Negli studi di popolazione che hanno correlato le prescrizioni di chinino (in alcuni paesi, l'unico farmaco
registrato per il trattamento dei crampi idiopatici, senza cioè una causa sottostante) con la terapia in corso,
i farmaci più frequentemente associati alla comparsa di crampi sono i beta2-agonisti inalatori, i diuretici e
le statine. Per quanto riguarda i beta2-agonisti, i crampi derivano dalla attivazione dei recettori beta2 dei
muscoli scheletrici in seguito all'assorbimento sistemico del farmaco. Si tratta di una reazione avversa che
secondo quanto indicato dai rispettivi RCP ha maggiori probabilità di presentarsi (incidenza 1%-10%) con i
composti a lunga durata d'azione formoterolo e salmeterolo sia soli (es. Foradyl e Serevent) che associati
ai corticosteroidi rispetto ai composti a breve durata d'azione come il salbutamolo (es. Ventolin). Nel caso
dei diuretici, i crampi sono stati rilevati soprattutto con i risparmiatori di potassio spironolattone (es.

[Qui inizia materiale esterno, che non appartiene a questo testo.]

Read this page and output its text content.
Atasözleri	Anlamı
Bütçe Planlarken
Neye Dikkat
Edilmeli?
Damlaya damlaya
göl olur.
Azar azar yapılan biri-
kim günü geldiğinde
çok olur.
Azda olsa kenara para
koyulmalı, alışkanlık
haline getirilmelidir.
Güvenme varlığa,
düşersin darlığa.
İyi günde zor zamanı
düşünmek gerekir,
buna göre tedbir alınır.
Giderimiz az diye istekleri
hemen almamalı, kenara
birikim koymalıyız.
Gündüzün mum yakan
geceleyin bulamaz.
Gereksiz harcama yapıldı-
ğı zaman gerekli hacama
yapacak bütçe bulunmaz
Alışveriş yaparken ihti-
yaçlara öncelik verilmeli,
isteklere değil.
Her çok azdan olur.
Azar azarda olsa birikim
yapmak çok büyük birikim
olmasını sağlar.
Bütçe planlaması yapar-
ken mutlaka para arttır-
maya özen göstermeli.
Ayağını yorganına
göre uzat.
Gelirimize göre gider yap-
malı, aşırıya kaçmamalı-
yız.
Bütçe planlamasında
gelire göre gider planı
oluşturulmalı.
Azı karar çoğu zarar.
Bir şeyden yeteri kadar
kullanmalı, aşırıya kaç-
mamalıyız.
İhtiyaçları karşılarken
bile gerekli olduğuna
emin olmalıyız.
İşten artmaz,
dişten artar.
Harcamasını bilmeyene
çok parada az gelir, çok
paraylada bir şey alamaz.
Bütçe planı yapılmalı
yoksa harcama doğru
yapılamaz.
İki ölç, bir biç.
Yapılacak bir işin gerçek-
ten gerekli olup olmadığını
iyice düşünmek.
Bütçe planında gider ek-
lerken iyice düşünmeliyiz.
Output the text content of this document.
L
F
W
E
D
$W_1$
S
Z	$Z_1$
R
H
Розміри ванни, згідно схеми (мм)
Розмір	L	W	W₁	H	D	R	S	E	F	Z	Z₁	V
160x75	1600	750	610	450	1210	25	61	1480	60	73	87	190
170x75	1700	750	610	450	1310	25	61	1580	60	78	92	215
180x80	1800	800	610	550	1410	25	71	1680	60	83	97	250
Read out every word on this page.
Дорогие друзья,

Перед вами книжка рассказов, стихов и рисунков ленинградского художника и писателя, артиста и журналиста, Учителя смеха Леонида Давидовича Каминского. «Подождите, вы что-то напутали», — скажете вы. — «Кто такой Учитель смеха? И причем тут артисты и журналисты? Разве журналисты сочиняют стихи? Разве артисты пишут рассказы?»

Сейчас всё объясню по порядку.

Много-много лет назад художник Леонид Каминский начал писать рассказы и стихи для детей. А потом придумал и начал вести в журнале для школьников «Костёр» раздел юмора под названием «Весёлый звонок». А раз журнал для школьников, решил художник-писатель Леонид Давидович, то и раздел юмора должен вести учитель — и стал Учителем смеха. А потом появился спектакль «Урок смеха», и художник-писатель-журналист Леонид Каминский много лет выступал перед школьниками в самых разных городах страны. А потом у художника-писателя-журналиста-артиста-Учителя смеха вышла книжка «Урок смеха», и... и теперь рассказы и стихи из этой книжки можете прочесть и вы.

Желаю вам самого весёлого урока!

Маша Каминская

Aldactone) ed eplerenone (Inspra) con una incidenza stimata inferiore all'1%. Per le statine si tratta di una
delle componenti del quadro clinico di presentazione degli eventi avversi muscolari che interessano meno
di 1 paziente su 100. La miopatia causata dalle statine si manifesta per lo più come dolore diffuso
intermittente agli arti inferiori (cosce e polpacci); tra gli altri sintomi segnalati vi sono la pesantezza, la
rigidità muscolare e appunto i crampi.
Bibliografia
1. Garrison SR et al. Nocturnal legs cramps and prescription use that precede them: a sequence symmetry analysis. Arch Intern Med 2012;
172: 120-6. 2. Butler JV et al. Nocturnal leg cramps in older people. Postgrad Med J 2002; 78:596-8. 3. Allen R E et al. Nocturnal leg
cramps. Am Fam Physician 2012; 86:350-5. 4. Miopatia indotta da statine nell'anziano-Parte II. Adverse Drug Reaction Bulletin 2009; n.
189:757-60. 5. Symptomatic treatment of muscle cramps (an evidence-based review) Report of the Therapeutics and Technology
Assessment Subcommitte of the American Academy Neurology. Neurology 2010; 74:691-6. 6. Guida all'uso dei farmaci. Agenzia Italiana
del Farmaco, n.5 2008. 7. Riassunto delle Caratteristiche del Prodotto (RCP) delle specialità citate nell'articolo.